At five o’clock she was having her first break of the afternoon when Will Halter, the chief resident, walked by her. He was proverbially tall, dark, and handsome, and they had dated for three months earlier that summer, with poor results. They couldn’t stand each other. In Juliette’s opinion, he had an ego the size of the building, and since she hadn’t been willing to cater to it, he had dumped her. He had dated nearly every nurse in the ER, even some of the married ones. She felt stupid for ever having gone out with him, but he was easy to fall for. Everyone did—patients, nurses, med students. He had a bedside manner that made patients nearly swoon over him, although Juliette was no longer convinced that he really cared about them and thought it likely that he didn’t. But she h
ad to admit that technically he was a good doctor, even though she thought he was a miserable human being.

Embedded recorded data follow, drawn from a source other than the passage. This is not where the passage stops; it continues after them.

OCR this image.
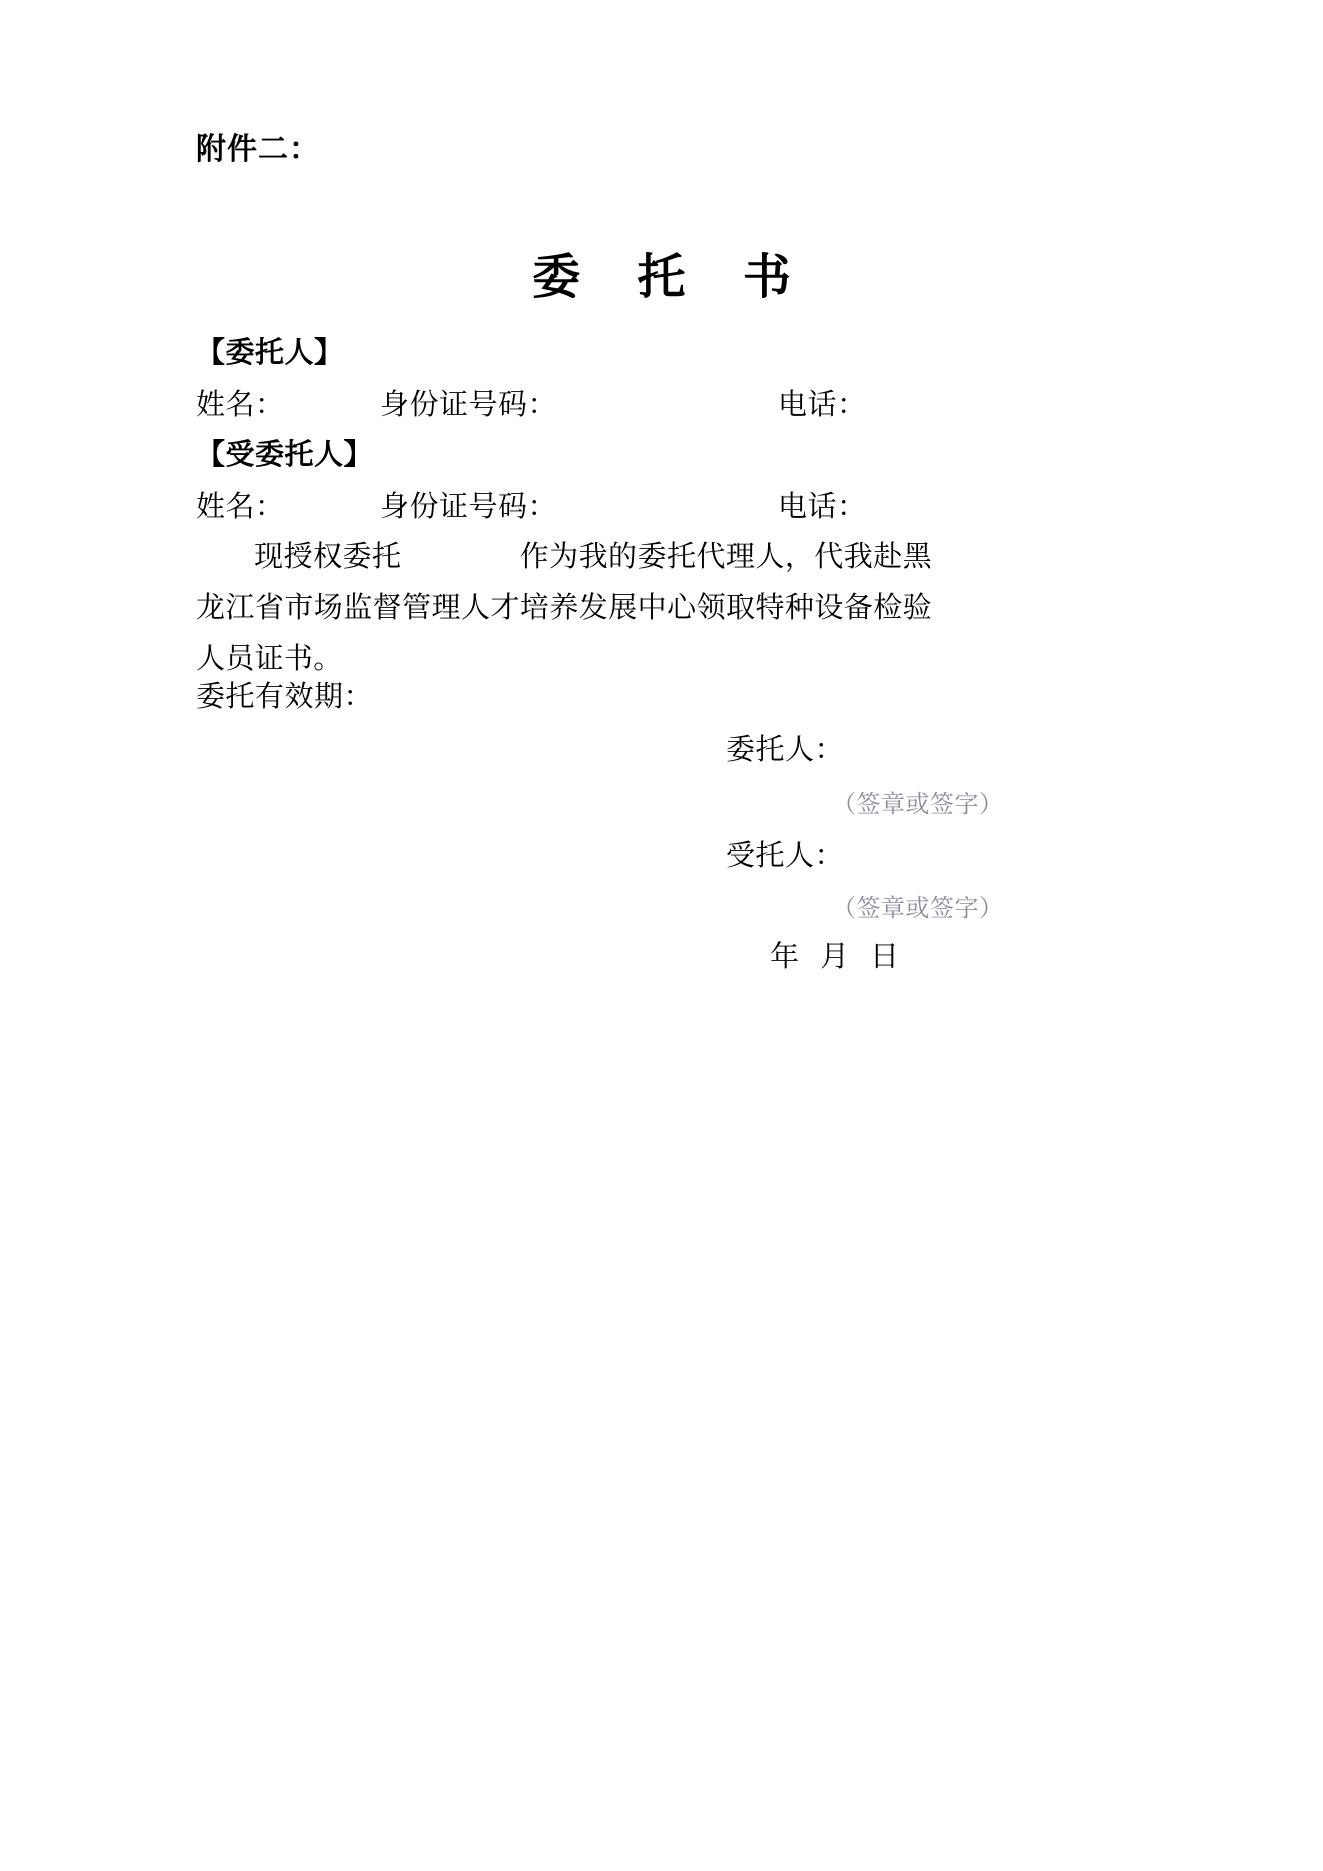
附件二：
委 托 书
【委托人】
姓名：	身份证号码：	电话：
【受委托人】
姓名：	身份证号码：	电话：
现授权委托	作为我的委托代理人，代我赴黑龙江省市场监督管理人才培养发展中心领取特种设备检验人员证书。
委托有效期：
委托人：
（签章或签字）
受托人：
（签章或签字）
年 月 日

And he liked her no better than she liked him. It made working together extremely difficult, without their mutual loathing becoming obvious to the patients. The nursing staff was well aware of it and, in most cases, of the reason why. And whenever he thought he could get away with it, Will Halter made snide comments to her, although he grudgingly acknowledged that she was a damn good doctor. He just didn’t like her as a woman. He knew she saw right through him and recognized him for the narcissist he was. She was fearless in her straightforward comments to him and in her challenges, when they benefited her patients, which drove him up the wall. They were barely able to be civil to each other, which was a problem they had not yet resolved and possibly never would. And as chief resident, he was her immediate boss. Juliette had made the situation clear to her supervisor, the director of the residency program, said they had a “chemical inability to work together,” and described it succinctly by saying they were allergic to each other. She had warned the director of it in case Will chose to sabotage her residency, which she thought he might be capable of, but he hadn’t so far. He just treated her disrespectfully, but he had never told any lies about her, which was at least something.
“I see God has graced us with His presence today,” Juliette said acidly to the head admitting nurse at the desk, Michaela Mancini, after she saw Will in the hall. Michaela laughed at her—she was familiar with the situation and knew who Juliette meant.
“I think he came on at four. We have a shitload of cases today, so it’s lucky he came in although he usually doesn’t work on Saturdays. Unless you want another dozen patients,” she said with a smile, and Juliette shook her head as she grabbed a chart.
“I’m maxed out. Let him do a little work for a change.” He didn’t work as hard as the younger residents, but even Juliette agreed that his diagnostic skills were remarkable, particularly with their hardest cases. Her beefs against him were personal, not medical, and she knew she had to live with the situation.